= Free Being Me =

Children's educational programme in body confidence
Free Being Me is an educational initiative from the World Association of Girl Guides and Girl Scouts, supported by Unilever's Dove Self-Esteem Fund, established in 2013, which encourages a positive body image and self esteem,

The programme aims to strengthen children's body confidence and self-esteem through interactive activities, designed by experts in body confidence. The programme has reached over 6 million girls and boys from over 101 countries since 2014.

==Free Being Me Activity Packs==
The Free Being Me activity packs, targeted at 7-10 and 11-14 years olds are available in 18 languages and can be downloaded freely in English, French, Spanish and Arabic from the group's website.

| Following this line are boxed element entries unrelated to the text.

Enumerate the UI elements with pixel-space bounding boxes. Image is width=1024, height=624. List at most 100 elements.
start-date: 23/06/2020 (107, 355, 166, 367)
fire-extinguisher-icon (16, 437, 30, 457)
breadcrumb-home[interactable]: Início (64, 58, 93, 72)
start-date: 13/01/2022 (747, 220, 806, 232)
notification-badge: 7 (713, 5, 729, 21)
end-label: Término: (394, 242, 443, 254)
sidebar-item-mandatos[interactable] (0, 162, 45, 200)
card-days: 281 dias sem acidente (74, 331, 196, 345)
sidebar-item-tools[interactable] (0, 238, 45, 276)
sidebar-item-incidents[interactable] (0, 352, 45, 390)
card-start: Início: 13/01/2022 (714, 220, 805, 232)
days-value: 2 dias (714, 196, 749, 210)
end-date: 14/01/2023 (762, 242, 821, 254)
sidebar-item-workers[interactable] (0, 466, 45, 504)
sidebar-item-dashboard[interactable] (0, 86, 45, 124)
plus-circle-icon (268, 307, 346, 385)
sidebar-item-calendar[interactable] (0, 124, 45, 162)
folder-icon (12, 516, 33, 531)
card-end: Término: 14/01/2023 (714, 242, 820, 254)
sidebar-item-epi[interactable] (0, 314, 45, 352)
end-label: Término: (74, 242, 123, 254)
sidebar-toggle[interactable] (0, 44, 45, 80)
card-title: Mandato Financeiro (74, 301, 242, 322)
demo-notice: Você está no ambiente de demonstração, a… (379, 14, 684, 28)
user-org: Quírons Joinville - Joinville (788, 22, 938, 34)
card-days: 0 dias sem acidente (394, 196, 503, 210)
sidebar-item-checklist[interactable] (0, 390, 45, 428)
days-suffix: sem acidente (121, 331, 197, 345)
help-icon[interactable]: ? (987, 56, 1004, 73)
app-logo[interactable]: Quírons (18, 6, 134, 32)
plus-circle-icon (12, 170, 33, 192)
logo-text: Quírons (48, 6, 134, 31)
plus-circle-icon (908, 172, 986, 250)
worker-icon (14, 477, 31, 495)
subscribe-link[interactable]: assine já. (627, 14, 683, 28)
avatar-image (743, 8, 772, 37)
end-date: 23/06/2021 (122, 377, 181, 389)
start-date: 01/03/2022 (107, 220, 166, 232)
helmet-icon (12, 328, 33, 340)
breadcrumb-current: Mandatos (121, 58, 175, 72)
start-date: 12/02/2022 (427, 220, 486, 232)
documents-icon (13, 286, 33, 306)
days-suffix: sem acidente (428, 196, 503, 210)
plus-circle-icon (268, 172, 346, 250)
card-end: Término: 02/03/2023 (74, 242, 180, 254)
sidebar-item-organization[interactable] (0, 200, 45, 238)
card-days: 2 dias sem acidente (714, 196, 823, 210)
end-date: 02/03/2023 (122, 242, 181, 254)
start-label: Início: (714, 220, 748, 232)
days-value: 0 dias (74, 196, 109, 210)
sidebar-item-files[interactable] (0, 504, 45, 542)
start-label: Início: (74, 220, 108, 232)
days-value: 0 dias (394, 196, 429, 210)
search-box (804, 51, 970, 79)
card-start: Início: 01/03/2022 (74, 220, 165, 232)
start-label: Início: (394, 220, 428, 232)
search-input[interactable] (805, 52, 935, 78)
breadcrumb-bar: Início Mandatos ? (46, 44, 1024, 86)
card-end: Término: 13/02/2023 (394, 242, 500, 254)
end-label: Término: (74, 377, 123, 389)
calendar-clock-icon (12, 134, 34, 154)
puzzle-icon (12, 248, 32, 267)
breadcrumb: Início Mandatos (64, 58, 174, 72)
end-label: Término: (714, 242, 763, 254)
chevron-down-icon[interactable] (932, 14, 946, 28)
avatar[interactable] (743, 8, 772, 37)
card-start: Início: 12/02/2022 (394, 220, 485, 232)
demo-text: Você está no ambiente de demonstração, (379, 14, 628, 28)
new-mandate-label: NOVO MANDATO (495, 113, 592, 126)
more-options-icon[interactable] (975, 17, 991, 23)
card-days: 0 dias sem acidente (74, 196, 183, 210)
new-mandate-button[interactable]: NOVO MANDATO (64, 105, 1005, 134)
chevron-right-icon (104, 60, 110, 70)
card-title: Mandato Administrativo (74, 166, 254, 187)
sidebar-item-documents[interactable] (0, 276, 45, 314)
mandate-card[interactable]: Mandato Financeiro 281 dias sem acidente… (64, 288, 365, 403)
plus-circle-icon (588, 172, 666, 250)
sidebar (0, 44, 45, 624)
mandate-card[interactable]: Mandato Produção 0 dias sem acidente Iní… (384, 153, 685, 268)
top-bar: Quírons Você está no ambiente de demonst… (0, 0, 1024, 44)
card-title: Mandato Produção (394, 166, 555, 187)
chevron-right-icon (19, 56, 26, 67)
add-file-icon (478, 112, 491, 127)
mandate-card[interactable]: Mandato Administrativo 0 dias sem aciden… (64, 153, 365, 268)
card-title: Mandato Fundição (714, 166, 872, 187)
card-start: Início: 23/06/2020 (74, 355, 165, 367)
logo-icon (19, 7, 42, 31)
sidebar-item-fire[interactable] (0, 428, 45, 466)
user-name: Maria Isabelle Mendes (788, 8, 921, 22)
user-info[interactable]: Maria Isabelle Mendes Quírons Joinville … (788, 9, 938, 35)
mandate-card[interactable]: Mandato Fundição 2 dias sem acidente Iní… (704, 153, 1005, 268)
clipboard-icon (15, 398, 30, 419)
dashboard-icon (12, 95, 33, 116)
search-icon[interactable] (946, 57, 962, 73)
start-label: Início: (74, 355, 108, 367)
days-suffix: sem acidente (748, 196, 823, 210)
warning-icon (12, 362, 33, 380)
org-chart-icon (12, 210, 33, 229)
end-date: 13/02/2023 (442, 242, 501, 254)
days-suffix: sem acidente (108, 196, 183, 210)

During Free Being Me sessions girls learn to stand up to social pressures, value their bodies and challenge beauty stereotypes promoted in the media. Girls also have the opportunity to do a 'Take Action' project where they engage with others to pass on the body confidence message, promoting a healthy body image to their friends and community.

==Programme in the UK==
Free Being Me is run through the Peer Education programme in the UK(Previously known as "4"). Girls aged 16-25 attend Regional or National training where they are trained to deliver sessions on the Free Being Me topic to girls. The sessions are designed to cover Brownies (age 7-10) and Guides (age 10-16). There is not currently a programme for older girls.

The programme is delivered over 2 or 3 sessions typically lasting 90 minutes each. The initial session covers "What is the Body Myth" with the second session covering "Breaking the Body Myth". Girls can choose to take the activities further and spread the message of what they have learned on body image to other girls, by doing so they can earn the Free Being Me badge.